City Manager John Pietig said he’s not happy with Visit Laguna’s app.
“They have really enjoyed and advocated for hosting it on their platform for years and it’s just not working,” Pietig said. “We have to get it away from Visit Laguna and I’m planning to have that conversation with them very soon.”
Pietig said that going forward, the trolley tracker system needs to be a standalone app that can be quickly accessed.
Mayor Pro Tem Steve Dicterow said he was unhappy to cancel the weekend trolley service and thinks ridership could be increased with a better smartphone app, greater predictability and certainty of arrival times, and giving residents the ability to flag down any trolley driver for a ride.
Councilmember Toni Iseman proposed working with Dicterow to continue the conversation with residents and make recommendations on trolley ridership.
“Steve, I hear a subcommittee forming, that you and I will come up with the recommendations from [members of] the public that are here tonight of things that will make it easier for our ridership to grow,” she said.
Dicterow said he was happy to wok on the issue with Iseman.
Miles Riehle, 16, of Arch Beach Heights, said the trolley is his primary mode of transportation, adding that both Uber or Lyft have stepped up their enforcement against drivers who provide rides to customers under 18 years old. The City Council has previously discussed offering ride-hailing vouchers as an alternative to trolley service.

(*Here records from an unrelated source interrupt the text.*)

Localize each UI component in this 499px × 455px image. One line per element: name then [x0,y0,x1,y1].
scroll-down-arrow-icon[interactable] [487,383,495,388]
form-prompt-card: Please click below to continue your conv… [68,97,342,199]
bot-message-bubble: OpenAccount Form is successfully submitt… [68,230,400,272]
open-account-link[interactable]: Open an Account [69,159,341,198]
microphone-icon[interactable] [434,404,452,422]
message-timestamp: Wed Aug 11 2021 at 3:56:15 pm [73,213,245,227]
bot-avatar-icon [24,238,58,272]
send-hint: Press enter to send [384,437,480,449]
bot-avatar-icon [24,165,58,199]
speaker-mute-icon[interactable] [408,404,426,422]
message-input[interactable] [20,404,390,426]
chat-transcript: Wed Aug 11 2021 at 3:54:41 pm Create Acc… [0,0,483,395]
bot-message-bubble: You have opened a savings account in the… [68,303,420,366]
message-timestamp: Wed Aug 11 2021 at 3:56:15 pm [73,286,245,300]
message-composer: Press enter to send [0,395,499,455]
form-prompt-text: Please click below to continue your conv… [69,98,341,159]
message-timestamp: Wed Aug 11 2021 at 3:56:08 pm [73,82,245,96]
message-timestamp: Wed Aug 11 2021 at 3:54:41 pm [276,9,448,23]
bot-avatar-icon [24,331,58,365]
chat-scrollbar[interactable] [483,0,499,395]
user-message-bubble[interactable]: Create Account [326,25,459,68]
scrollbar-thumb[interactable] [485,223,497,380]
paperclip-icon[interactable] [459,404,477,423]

“The strict drivers will just kick you out and say I can’t give you a ride,” Riehle said. “If you were going to reimburse people for ride-sharing, it would prevent people like me from using it because I’m under that age.”
Riehle added that he worked over the summer as a trolley steward and said 80 percent of people riding trolleys didn’t know the schedule and the difference between the various trolleys.
“If we were able to just differentiate between the services, I think that would really help,” he said. “People would know this is the one that goes up to [their] house.”
On Oct. 29, the City Council is scheduled to review weekday trolleys, known as the Main Line, and potentially cancel the service because of poor ridership, Pietig said.